Additionally, let's consider the case where you go with (1) and the verification fails. The execution will exit the verification function and still be inside SaveOrderChanges() (as your code is written). This is begging for bugs you don't want.

4

The first one; SaveOrderChanges should call VerifyOrder. Otherwise, some future coder will call SaveOrderChanges without calling VerifyOrder. An alternative that still prevents such an error is to call VerifyOrder outside SaveOrderChanges, but for both methods to be private.

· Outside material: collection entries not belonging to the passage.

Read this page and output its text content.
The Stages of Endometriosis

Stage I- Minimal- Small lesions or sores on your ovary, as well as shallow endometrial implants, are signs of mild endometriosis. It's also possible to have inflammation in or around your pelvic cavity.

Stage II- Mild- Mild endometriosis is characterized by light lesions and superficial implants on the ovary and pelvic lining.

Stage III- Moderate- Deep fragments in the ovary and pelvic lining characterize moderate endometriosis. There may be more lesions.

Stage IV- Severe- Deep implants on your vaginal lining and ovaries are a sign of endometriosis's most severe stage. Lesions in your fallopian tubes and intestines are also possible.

I am assuming that SaveOrderChanges has a precondition that VerifyOrder will succeed; it is being called to detect bugs rather than as part of processing the order. Under this assumption, it is (probably) the responsibility of the caller to only call SaveOrderChanges on valid orders; ideally a failed call to VerifyOrder indicates a bug in the caller's code.

  • 1
    This seems like the obvious answer. A good API interface makes it hard for the user to use your API incorrectly. If you require the user to call VerifyOrder before using SaveOrder then you are asking for problems. So when the customer comes along and says you are saving invalid order data, it isn't the user whose code isn't functioning correctly. It's yours. You let the bad data get through, regardless of whether you commented the heck out of your method description that they have to call VerifyOrder first. Your SaveOrder method still did the wrong thing. – Dunk May 27 '15 at 21:50
0

If you can really screw up the state of your data by saving an invalid order then something needs to do verification. Either the datastore needs to blow up and reject the transaction, or some code needs to check the validity of the order. I would not expose a public API that allows saving an order if it can result in data corruption.

0

If computing the verification is not expensive, I would verify before calling the method, and assert that verification passes inside the method. This ensures will catch programming errors sooner, and allows callers to handle the else case however they want.